Blog

October 12, 2020

Fiscal & Economic Review

In September, the Queensland Government released its Covid-19 Fiscal and Economic Review, eight weeks out from the upcoming election. The report summarises the economic strategy for the state and provides an update on the fiscal and economic estimations over the last and current financial years, which incorporates the impacts of the pandemic to date.

The review builds on Queensland’s Economic Recovery Plan, committing over $7 billion to supporting Queensland jobs and the state’s economy. There were no surprising announcements other than the abolition of transfer duty for small business restructuring, however the rest of the finer details at this stage remain to be seen.

The number of Queenslanders who are unemployed is expected to continue at the current unprecedented levels well into next year, which is forecast to peak at around 9.0% in the December quarter. The predictions are that it will only fall marginally to around 8.0% by the June 2021 quarter, which is why the Government is borrowing billions in order to help soften the blow.

Many thousands of small to medium businesses have been among the hardest hit by the Covid-19 pandemic, particularly those in tourism-related industries and other key services sectors. A critical element of the ongoing focus of support will be backing small businesses, as they employ almost half of all workers in the private sector while also representing over 95% of all businesses across the state.

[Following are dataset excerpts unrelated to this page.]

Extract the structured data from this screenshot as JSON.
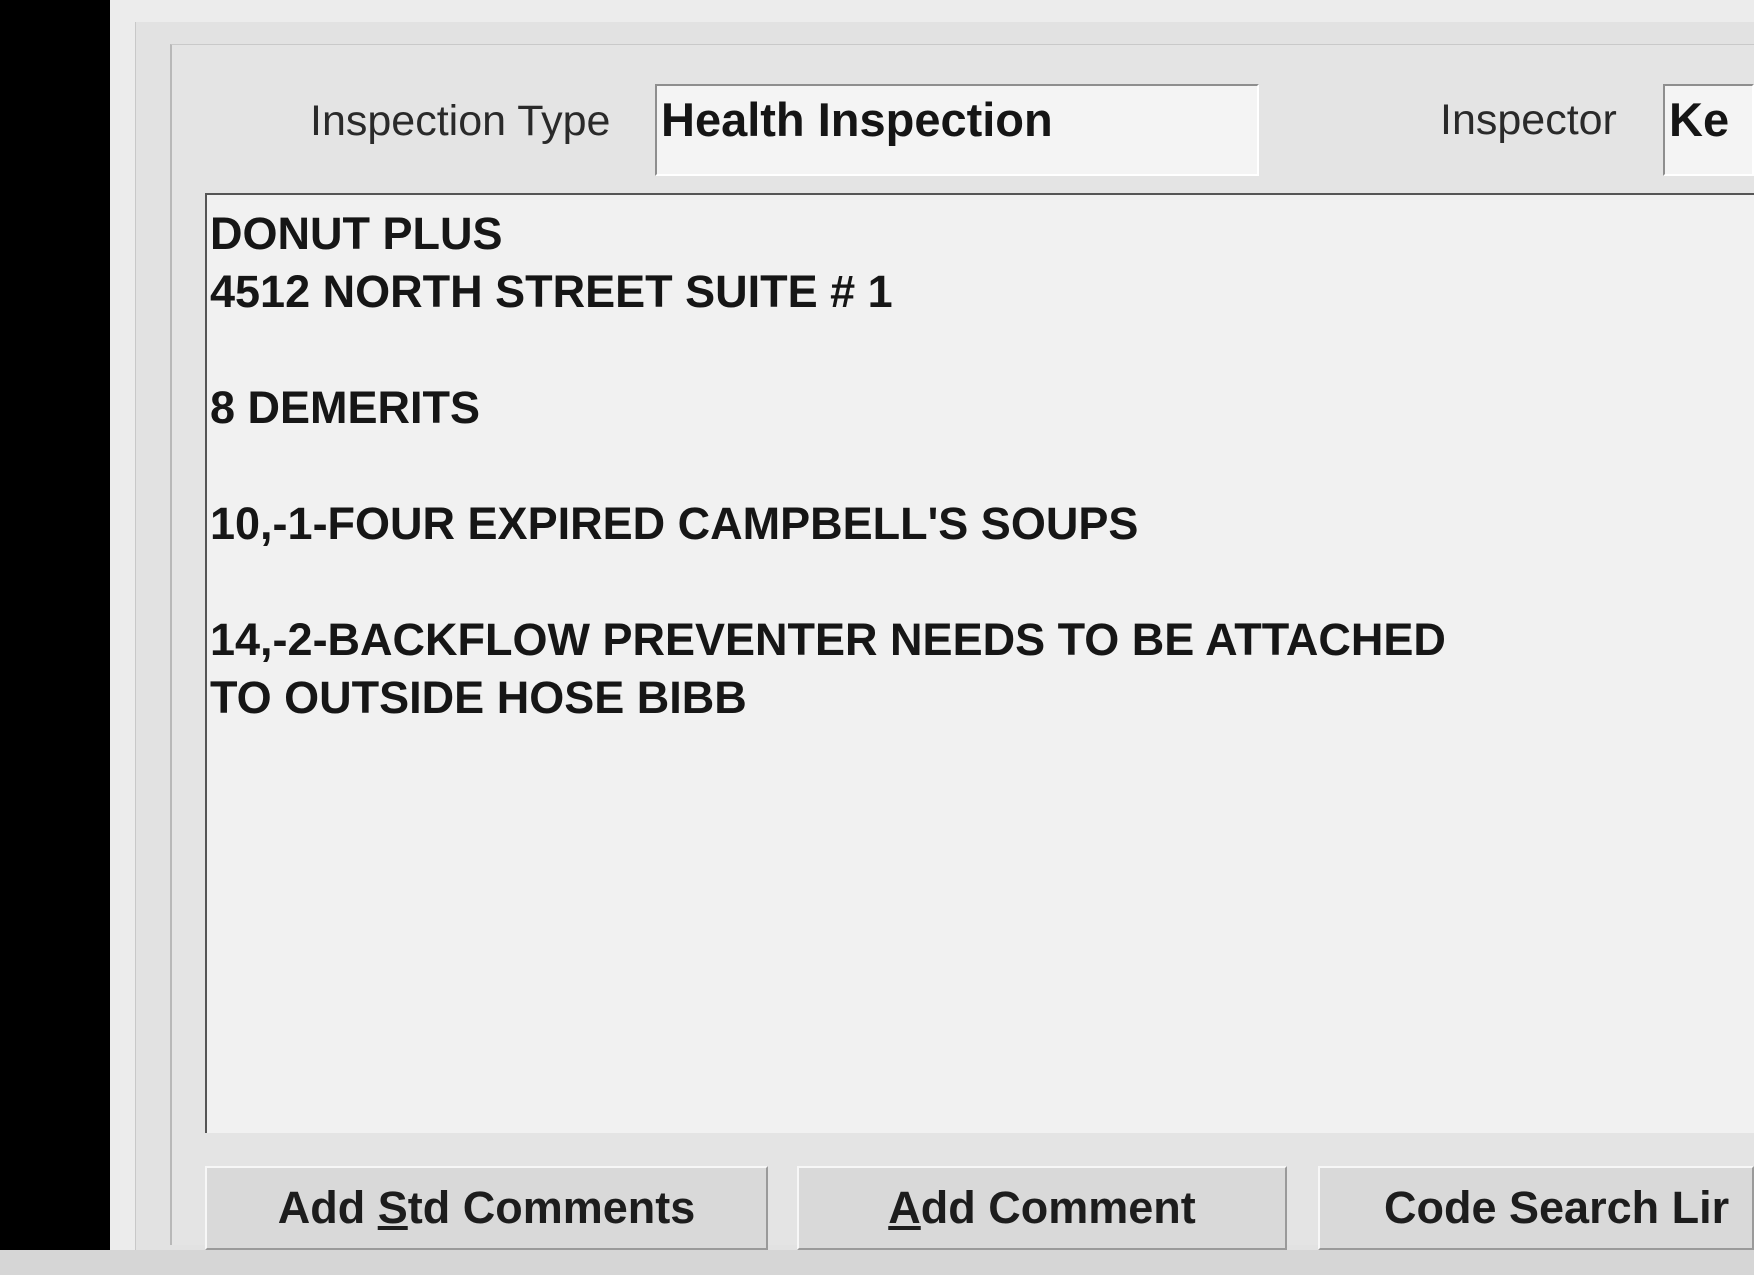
{
  "header": {
    "inspection_type_label": "Inspection Type",
    "inspection_type_value": "Health Inspection",
    "inspector_label": "Inspector",
    "inspector_value": "Ke"
  },
  "comments": {
    "text": "DONUT PLUS\n4512 NORTH STREET SUITE # 1\n\n8 DEMERITS\n\n10,-1-FOUR EXPIRED CAMPBELL'S SOUPS\n\n14,-2-BACKFLOW PREVENTER NEEDS TO BE ATTACHED\nTO OUTSIDE HOSE BIBB"
  },
  "buttons": {
    "add_std_comments": {
      "before": "Add ",
      "mnemonic": "S",
      "after": "td Comments"
    },
    "add_comment": {
      "before": "",
      "mnemonic": "A",
      "after": "dd Comment"
    },
    "code_search": {
      "label": "Code Search Lir"
    }
  }
}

The Queensland Government has also allocated just under $250 million to extend the current relief measures for both land tax and payroll tax. While the full details are again yet to be confirmed, this extension is expected to amount to around 25% land tax reduction in the 2021 financial year.

The ongoing efforts of the State Government will be important to support all sized businesses, delivering improved regulation and reducing the regulatory burden and costs involved. These actions will ultimately support their participation in procurement and increase their business skills, which will ultimately be critical in order to help small businesses navigate and adapt to this crisis, before focusing on recovery and growth.